Stranlar bizim tarihçemiz
“Birçok dengbêj stranı aynı zamanda bizim tarihçemizdir” diyen Erkmen, “Örneğin bir dengbêjin stranının içinde Kürt tarihi de anlatılıyor aynı zamanda. Yahutta bir başka dengbêj ve stranın öyküsünde bir isyanda yaşanılanın anlatıldığı bir çalışma. Dolayısıyla her dengbêj stranının altında çok ciddi bir tarih, toplumsal hafıza var” diye belirtiyor ve şu detayları paylaşıyor: “Dengbêj Ehmedê Berti’nin portresini kitapta kaleme aldık. Ehmedê Berti diyebilirim ki Şeyh Said İsyanı’nın hafızası gibidir. İsyanla ve isyanın her bir kahramanı ile ilgili stranlar yapmış. Misal her bir dengbêjin yaşamını da anlatırken o dönemin fotoğrafını da çekmeye çalıştık. Siloyê Gulê’nin Xema eserinin öyküsünü anlatırken hem onun hayatını hem de Xemê’ye dair aşkını yazdık hem de 1900’lü yılların başında bölgede yaşanan savaş ortamında toplumun yaşadığı acıları yazdık. Keza Filîtê Axtepe’nin portresini kaleme alırken de o dönemin bir fotoğrafını da çekiyoruz.”

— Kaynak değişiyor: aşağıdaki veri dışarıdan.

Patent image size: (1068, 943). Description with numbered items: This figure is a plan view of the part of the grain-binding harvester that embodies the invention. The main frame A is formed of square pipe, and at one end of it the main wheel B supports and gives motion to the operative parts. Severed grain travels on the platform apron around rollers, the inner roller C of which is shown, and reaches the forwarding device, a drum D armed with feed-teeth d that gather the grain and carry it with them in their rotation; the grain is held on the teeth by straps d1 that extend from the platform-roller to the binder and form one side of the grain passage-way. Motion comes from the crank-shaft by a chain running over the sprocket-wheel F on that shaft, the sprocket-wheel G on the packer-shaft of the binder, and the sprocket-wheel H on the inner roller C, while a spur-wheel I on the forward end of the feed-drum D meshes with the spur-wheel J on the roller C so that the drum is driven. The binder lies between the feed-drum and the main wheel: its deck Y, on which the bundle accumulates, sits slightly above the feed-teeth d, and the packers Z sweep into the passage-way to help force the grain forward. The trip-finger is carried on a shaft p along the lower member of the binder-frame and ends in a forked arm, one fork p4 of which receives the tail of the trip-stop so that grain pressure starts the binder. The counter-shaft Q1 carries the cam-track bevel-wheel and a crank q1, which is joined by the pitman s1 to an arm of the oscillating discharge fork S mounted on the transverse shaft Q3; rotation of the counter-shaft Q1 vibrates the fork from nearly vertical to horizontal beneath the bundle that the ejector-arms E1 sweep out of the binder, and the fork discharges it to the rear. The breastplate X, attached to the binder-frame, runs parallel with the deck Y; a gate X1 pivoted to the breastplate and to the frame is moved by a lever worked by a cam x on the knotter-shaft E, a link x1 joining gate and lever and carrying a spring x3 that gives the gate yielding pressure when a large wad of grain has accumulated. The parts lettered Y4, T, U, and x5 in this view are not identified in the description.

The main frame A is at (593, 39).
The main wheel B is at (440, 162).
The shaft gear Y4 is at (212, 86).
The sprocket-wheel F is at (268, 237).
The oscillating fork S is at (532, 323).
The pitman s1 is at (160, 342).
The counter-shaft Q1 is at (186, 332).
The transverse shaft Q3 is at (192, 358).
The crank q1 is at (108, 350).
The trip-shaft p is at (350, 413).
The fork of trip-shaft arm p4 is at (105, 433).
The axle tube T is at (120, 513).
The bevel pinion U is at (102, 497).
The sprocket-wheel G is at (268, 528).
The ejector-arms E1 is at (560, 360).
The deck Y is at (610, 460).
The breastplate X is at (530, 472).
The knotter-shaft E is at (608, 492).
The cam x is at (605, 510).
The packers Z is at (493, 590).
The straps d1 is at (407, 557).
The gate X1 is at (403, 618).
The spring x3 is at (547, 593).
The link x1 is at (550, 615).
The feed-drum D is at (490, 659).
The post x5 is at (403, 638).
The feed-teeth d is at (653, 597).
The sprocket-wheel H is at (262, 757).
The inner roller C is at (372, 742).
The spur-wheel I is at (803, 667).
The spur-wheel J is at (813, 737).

Dengbêjên Me’den izlenebilir
Dinledikleri her dengbêjin aynı zamanda video çekimini de yaptıklarını belirten Erkmen, “Dengbêjên Me’ isimli bir Youtube kanalı açtık. O kanal üzerinden dinlediğimiz dengbêjlerin eserlerini paylaşıyorum. Evet insanlar kitapta yazılı okuyacaklar ama öyküsünü dinledikleri stranın Youtube’da melodisini de dinlemiş olacak” dedi. [1]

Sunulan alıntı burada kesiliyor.